24.08–28.10.2017
Temnikova & Kasela gallery
Lastekodu 1, Tallinn, Estonia
Algunas Canciones Lindas (“Some Beautiful Songs”) is a title borrowed from an old LP of Cuban popular tunes performed in a soothingly pared-down style. Olga Chernysheva uses it as a connecting device for her presentation, at the gallery, of some 30 lens-based works, mostly analogue and digital photographs. They communicate some of her core concerns – the productive tensions between images and stories, the typical and the unpredictable, the one and the many – but have not, until now, found their place in her different series of works or even been shown in public. Chernysheva both affirms and challenges the Russian belief that visual art should be used to illustrate social processes, to “paint modern life” as Charles Baudelaire would have said.
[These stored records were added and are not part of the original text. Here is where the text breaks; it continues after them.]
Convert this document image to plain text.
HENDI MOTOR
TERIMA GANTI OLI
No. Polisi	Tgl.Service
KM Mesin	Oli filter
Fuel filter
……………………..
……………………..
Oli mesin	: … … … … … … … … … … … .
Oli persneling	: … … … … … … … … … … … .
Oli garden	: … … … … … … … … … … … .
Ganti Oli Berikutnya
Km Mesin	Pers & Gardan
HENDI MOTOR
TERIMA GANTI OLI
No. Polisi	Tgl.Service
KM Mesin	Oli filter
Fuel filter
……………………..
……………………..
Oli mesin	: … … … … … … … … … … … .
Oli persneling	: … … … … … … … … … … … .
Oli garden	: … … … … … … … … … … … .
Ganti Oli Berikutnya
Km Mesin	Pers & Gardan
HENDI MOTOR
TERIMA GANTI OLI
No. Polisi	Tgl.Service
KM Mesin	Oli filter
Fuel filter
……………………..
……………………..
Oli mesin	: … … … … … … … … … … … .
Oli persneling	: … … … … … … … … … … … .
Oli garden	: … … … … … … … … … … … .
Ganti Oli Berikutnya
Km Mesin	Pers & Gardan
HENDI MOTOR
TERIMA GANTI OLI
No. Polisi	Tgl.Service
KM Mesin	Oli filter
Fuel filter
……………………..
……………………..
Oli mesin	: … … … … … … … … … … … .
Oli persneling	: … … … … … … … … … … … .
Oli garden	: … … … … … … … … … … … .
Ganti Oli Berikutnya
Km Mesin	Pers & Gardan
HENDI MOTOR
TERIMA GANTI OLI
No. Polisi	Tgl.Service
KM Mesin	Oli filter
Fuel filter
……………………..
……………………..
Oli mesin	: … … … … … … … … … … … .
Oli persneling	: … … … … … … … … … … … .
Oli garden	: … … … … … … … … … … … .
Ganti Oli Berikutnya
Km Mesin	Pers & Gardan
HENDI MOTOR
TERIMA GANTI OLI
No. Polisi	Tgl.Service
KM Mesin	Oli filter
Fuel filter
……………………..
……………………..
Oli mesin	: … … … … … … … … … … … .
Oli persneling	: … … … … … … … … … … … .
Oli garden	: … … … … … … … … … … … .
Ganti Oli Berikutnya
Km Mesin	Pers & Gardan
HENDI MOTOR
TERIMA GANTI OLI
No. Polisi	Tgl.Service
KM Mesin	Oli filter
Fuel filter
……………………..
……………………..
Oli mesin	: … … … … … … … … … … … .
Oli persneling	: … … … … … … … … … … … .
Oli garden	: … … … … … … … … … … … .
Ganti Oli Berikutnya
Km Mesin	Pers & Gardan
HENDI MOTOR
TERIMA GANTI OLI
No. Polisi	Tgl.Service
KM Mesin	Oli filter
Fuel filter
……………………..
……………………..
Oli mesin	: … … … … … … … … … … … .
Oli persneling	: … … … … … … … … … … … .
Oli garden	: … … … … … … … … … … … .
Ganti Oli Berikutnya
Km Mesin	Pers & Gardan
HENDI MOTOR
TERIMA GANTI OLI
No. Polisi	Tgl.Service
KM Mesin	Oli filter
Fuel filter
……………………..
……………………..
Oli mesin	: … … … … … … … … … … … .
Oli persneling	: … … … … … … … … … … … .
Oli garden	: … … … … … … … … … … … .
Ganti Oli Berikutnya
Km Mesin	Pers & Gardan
What is the best way to bear witness, through engagement or through detachment? We should always look for the little cracks between what is being said and what meets the eye.
Olga Chernysheva (b. 1962 in Moscow, Russia) is a contemporary artist who lives and works in Moscow. Her work spans film, photography, drawing and object-based mediums, where she draws on quotidian moments and marginal spaces from everyday life as a way of exploring the increasing fragmentation of master narratives in contemporary Russian culture.